W sumie to ja się nad nimi zastanawiałem oraz nad GalaxyWatch Active2 i ostatecznie wygrał Samsung.
Miałem też przez kilka dni TicWatcha, ale odesłałem.
O 2 dniach na baterii możesz zapomnieć przy zwyczajnym korzystaniu, chociaż najbliżej tego wyniku będzie Ticwatch, bo średnio 1,5 dnia u mnie wytrzymał. Jednak jeśli do tego co drugi dzień dojdzie jakiś jednogodzinny trening, to bateria starczy na jakieś 24 godziny.

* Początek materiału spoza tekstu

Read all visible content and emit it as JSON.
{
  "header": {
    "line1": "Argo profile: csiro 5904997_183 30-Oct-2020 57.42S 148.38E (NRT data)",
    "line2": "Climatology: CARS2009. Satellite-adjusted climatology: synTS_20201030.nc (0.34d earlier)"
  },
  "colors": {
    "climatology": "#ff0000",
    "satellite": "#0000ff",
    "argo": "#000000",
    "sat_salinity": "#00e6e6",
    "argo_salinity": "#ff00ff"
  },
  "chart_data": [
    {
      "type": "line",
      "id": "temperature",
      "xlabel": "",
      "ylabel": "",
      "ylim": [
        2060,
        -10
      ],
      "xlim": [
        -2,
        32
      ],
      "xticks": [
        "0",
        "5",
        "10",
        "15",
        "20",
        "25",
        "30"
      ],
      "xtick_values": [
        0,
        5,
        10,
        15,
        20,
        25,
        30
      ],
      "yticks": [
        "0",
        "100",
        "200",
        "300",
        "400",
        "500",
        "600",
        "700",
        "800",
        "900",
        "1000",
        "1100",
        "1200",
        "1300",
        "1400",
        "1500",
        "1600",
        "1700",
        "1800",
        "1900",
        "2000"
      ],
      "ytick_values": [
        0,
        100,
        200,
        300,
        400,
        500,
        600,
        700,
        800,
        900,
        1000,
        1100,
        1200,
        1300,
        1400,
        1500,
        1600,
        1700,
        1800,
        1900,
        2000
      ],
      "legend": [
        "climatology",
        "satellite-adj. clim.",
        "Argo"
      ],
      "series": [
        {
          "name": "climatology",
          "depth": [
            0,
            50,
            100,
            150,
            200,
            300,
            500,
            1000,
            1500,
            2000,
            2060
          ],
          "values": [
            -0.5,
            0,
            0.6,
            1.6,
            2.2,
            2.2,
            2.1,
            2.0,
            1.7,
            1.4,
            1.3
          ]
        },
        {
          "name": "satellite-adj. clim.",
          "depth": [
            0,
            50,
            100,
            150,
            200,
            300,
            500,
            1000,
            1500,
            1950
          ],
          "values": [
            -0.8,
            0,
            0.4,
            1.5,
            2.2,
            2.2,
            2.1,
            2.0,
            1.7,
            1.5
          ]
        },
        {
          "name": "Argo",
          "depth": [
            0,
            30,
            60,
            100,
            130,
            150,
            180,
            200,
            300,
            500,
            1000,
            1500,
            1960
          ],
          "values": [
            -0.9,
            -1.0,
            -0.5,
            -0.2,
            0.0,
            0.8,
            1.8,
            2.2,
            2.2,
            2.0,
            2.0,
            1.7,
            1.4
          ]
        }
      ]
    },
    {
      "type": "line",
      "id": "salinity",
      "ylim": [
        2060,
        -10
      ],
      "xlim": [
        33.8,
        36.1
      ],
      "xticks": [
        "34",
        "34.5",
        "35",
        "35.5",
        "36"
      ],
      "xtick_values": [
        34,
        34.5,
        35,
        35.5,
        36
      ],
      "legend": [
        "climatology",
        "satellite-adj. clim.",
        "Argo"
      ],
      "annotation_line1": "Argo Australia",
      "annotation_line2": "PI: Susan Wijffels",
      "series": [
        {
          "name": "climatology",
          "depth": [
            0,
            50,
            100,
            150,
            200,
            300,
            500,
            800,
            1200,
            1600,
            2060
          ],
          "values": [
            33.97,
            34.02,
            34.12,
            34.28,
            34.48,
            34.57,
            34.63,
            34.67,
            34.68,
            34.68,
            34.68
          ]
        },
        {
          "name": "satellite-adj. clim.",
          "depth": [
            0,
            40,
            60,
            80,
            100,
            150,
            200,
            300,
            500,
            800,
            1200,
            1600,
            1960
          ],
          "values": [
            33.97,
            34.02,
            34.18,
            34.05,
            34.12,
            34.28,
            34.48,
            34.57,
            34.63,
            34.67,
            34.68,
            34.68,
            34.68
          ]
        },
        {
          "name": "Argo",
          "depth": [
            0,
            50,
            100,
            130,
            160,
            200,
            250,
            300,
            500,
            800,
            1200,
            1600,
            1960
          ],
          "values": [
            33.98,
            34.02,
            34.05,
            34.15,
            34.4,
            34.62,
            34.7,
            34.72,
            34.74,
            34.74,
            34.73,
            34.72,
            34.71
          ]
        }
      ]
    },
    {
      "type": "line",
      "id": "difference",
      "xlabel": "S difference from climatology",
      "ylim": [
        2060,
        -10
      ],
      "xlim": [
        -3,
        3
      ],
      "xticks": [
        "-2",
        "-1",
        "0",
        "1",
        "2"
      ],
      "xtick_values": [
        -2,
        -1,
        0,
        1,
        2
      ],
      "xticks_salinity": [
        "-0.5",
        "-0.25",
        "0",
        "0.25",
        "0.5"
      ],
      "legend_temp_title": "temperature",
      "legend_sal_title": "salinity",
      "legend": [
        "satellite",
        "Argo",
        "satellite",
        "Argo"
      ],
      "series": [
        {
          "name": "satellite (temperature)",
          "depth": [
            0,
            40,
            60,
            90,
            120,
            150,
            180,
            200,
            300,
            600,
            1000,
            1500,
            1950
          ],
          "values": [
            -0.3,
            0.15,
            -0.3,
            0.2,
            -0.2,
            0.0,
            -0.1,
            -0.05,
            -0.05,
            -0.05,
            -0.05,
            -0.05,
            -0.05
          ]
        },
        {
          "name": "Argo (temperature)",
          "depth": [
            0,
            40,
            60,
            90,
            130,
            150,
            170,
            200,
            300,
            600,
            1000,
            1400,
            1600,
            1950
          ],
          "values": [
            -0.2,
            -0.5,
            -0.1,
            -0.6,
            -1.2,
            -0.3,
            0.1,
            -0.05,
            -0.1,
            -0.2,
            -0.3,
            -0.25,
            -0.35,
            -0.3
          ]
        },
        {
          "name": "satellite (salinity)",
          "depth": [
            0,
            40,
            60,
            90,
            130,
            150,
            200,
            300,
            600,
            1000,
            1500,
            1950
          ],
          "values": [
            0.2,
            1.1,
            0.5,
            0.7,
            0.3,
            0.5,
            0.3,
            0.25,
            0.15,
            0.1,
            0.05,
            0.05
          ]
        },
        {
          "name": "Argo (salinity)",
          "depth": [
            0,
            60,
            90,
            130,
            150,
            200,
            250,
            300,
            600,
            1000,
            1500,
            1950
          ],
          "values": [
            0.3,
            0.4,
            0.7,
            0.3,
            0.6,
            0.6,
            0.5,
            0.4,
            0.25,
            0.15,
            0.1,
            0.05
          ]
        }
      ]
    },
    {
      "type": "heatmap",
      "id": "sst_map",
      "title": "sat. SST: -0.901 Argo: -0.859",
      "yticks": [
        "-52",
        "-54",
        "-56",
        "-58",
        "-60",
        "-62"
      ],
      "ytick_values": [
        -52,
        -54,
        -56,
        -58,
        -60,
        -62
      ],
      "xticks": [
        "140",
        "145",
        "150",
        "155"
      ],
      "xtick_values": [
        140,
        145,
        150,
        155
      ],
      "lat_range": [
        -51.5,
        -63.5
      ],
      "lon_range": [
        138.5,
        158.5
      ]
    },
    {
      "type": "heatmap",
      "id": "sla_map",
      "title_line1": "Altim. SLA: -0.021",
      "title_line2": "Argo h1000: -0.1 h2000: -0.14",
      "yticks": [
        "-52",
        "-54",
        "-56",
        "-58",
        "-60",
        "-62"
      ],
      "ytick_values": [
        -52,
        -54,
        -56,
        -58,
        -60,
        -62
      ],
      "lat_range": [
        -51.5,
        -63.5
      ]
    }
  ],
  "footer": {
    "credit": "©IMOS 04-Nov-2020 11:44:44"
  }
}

Jednak tutaj muszę dodać że takie wyniki miałem ze stałym pomiarem tętna oraz pomiarem snu.
TicWatch pro ma więcej funkcji sportowych, bo poza GoogleFit, które jest również w Fossilu, są apki sportowe od TicWatcha, które sprawują się nieźle, dodatkowo jest opcja śledzenia snu, czy ciągłego pomiaru pulsu. W Fossilu o pomiarze snu czy stałym pomiarze tętna możesz zapomnieć.
TicWatch pro jest jednak bardzo dużym zegarkiem. Producent podaje że koperta to 45mm, ale rzeczywiście w najszerszym punkcie, czyli od widełek mocowań paska do widełek pod drugiej stronie, wychodzijakieś 51mm, więc jest to kawał kloca i trzeba mieć do tego dość szeroki nadgasrtek i głównie dlatego go odesłałem.
Sam ekran jest też dość ciemny w trybie automatycznym i mimo że ma lepsze parametry od tego np w Samsungu, to wygląda na dużo gorszy w rzeczywistości.
Dużo informacji można znaleźć na Redditcie o Fossilu i jeśli powyłączasz prawie wszystkie opcje, to może 1,5 dnia osiągniesz, ale przy takim normalnym korzystaniu to ledwo 1 dzień wychodzi, o sporcie można zapomnieć.